Enter SB 805, which is up for a hearing by the California Senate Labor, Public Employment and Retirement Committee on April 26. If passed, the bill would greenlight low-cost payroll and paymaster services for small nonprofit performing arts organizations that make $1.4 million a year or less. It would also create a fund to award grants so that these theaters could hire and pay employees at least the minimum wage. López and Stewart are part of a coalition of 40 small 99-seat nonprofit theaters and freelance performers rallying around SB 805’s passage.

“I was a teacher for 17 years and I saw theater, the arts [and] music just disappear from our public schools, and it had to do with funding,” said Sen. Susan Rubio (D-Baldwin Park), who authored the bill. “I grew up in downtown Los Angeles in a time where there was just a lot of gangs, drugs, violence, all the bad elements you don’t want a little girl being around. But nonetheless, I was a very creative child and the arts allowed me to express myself and put my energy in a positive way… That’s why I felt so compelled to help elevate this issue and help to push for a policy that can save small theaters.”

Providing a lifeline to the 99-seat theaters would safeguard more than the survival of these establishments—it would ensure the vibrance of whole communities.

“Wherever there’s a theater, every business around that theater thrives,” Stewart said. “Culture is so important in society and I think now it’s really very much the time that people are going to need that sort of thing. It’s the right time, I think, to fund the arts, to reinvest in the arts, to reinvest in human infrastructure.”
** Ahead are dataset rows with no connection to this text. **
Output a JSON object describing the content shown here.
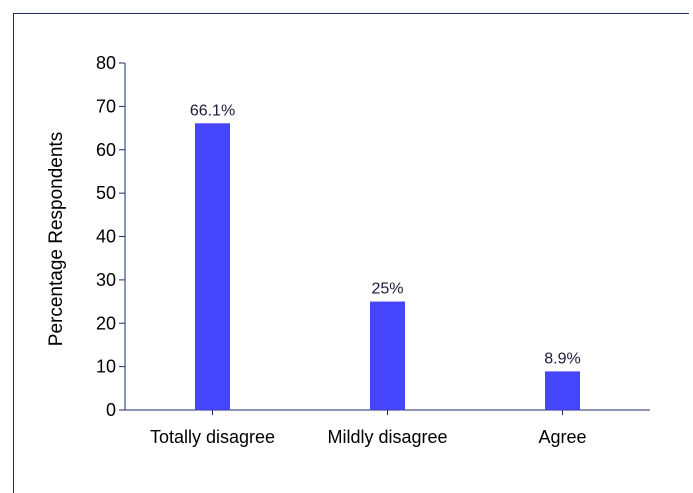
{
  "chart_data": {
    "type": "bar",
    "categories": [
      "Totally disagree",
      "Mildly disagree",
      "Agree"
    ],
    "values": [
      66.1,
      25,
      8.9
    ],
    "data_labels": [
      "66.1%",
      "25%",
      "8.9%"
    ],
    "ylabel": "Percentage Respondents",
    "xlabel": "",
    "ylim": [
      0,
      80
    ],
    "yticks": [
      "0",
      "10",
      "20",
      "30",
      "40",
      "50",
      "60",
      "70",
      "80"
    ],
    "grid": false,
    "legend": "none",
    "bar_color": "#4545fb",
    "axis_color": "#1f2d6b",
    "label_color": "#1a1a3a"
  }
}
In addition to economic incentives, cultural ripples reverb through communities. The swath of 99-seat theaters throughout California serve as incubators for emerging artists to go on to establish careers along the industry pipeline. The institutions are also affordable entertainment spaces for locals to enjoy productions of plays and musicals that reflect themselves instead of the standard stories put on by white, male industry gatekeepers.

For López, it’s why she started her own theater, Casa 0101 Theater in L.A. neighborhood Boyle Heights. She said she knew that her stories as a Latina woman would never be seen as commercial, and therefore would not get to a big stage.

“I’m in shock that we had to be in a situation where we have to fight and put so much energy to convince people the value of theater and to let us have an existence. A society without theaters is a society that’s not willing to look at itself because writers and theaters hold a mirror up to society. This is the most important time in the history of the U.S. to have to look in the mirror and say, ‘We deserve better. We can be better.’”

To be made law, SB 805 will also have to make it through the Senate Appropriations Committee, the Senate floor and then the State Assembly. Under the labor committee, SB 805 will be presented to state senators Dave Cortese (D-San Jose), Rosilicie Ochoa-Bogh (R-Yucaipa), María Elena Durazo (D-Los Angeles), John Laird (D-Santa Cruz) and Josh Newman (D-Fullerton) at Monday’s hearing.